Eigentlich hörte sich das Buch für mich sehr vielversprechend an. Eine junge Frau, die ihren Traum lebt, während sie einen Schicksalsschlag verarbeitet und berufliche Enemies-to-Lovers hörte sich erstmal gut an. Der Vibe der Geschichte war dann aber irgendwie nicht so ganz meins und das Buch hat mich nicht so richtig erreicht. Besonders auch emotional hab ich mich gar nicht abgeholt gefühlt.

Auch kitschige Kosenamen können nicht darüber hinwegtäuschen, dass Connor sich wie der letzte Abschaum verhält. Ich fand diesen Konkurrenzkampf, von dem Penelope nicht mal wusste, dass er stattfindet, total überzogen.
Connor klingt wie ein Typ, den man nicht mal mit der Kneifzange anfassen will, seine Ego-Tour hat mir echt den Ick gegeben. Null mein Fall.

Dafür fand ich Penelope umso sympathischer. Und die Clique bestehend aus Penelope, Scarlet und Grayson ist einfach göttlich.
Ein bisschen traurig war ich, dass man vom Vibe der Stadt kaum was mitbekommt. Und auch das durchaus ernste Thema, welches mit Penelopes Schwester aufgegriffen wird, kommt nicht so recht zum tragen.

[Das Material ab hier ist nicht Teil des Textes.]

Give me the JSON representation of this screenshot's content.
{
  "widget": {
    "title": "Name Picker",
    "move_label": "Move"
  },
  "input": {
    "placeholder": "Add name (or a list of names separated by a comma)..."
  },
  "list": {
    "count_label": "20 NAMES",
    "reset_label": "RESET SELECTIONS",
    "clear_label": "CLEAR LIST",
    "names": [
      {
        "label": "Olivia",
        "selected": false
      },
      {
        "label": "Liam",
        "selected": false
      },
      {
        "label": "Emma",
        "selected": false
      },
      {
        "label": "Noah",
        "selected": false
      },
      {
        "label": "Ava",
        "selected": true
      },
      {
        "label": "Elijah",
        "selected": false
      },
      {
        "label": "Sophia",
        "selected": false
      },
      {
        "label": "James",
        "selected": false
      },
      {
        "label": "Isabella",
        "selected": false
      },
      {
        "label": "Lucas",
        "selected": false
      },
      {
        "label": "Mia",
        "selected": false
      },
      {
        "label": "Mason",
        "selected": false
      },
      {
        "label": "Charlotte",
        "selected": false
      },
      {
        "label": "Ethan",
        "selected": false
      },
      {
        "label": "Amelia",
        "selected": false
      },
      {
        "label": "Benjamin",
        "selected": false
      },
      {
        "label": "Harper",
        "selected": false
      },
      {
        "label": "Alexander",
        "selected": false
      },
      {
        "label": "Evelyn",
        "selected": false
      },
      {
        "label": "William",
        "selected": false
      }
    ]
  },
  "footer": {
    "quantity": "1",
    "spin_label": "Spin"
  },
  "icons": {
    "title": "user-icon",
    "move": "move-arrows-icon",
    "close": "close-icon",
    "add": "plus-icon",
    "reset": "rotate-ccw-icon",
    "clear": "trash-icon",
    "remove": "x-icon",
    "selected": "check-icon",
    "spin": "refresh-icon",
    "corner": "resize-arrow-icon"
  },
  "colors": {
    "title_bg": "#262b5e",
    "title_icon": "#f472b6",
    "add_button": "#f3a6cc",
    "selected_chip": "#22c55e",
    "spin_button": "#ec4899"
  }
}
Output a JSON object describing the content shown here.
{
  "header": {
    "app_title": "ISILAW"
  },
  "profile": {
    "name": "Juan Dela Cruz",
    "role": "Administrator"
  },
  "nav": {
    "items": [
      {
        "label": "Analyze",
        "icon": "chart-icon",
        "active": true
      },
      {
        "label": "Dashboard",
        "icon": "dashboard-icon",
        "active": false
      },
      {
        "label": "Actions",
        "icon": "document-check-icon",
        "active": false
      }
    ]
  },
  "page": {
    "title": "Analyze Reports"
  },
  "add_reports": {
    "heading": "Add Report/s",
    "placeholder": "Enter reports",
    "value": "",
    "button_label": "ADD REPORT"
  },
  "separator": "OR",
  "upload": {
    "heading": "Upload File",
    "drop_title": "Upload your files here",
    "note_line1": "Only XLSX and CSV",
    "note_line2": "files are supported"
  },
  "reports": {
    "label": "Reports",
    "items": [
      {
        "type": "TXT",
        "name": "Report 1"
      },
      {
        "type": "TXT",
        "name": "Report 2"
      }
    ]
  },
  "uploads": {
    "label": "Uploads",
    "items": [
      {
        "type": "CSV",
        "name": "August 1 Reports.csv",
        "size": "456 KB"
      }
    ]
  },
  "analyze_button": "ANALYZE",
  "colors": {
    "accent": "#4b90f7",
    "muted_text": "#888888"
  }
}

Die Geschichte setzt viel aus Connors Charme, der bei mir einfach nicht angekommen ist und die Spannung, die zwischen den Protas herrscht und durch ziemlich klischeehafte Situationen befeuert wird. Und dass er sie plötzlich mag, nachdem sie zuerst was nettes, selbstloses für ihn getan hat. Weiß nicht… Hab ich ehrlich gesagt einfach nicht gefühlt.

Vom Schreibstil her voll in Ordnung, liese sich leicht und flüssig. Ich fands ok, aber es mich nicht abgeholt.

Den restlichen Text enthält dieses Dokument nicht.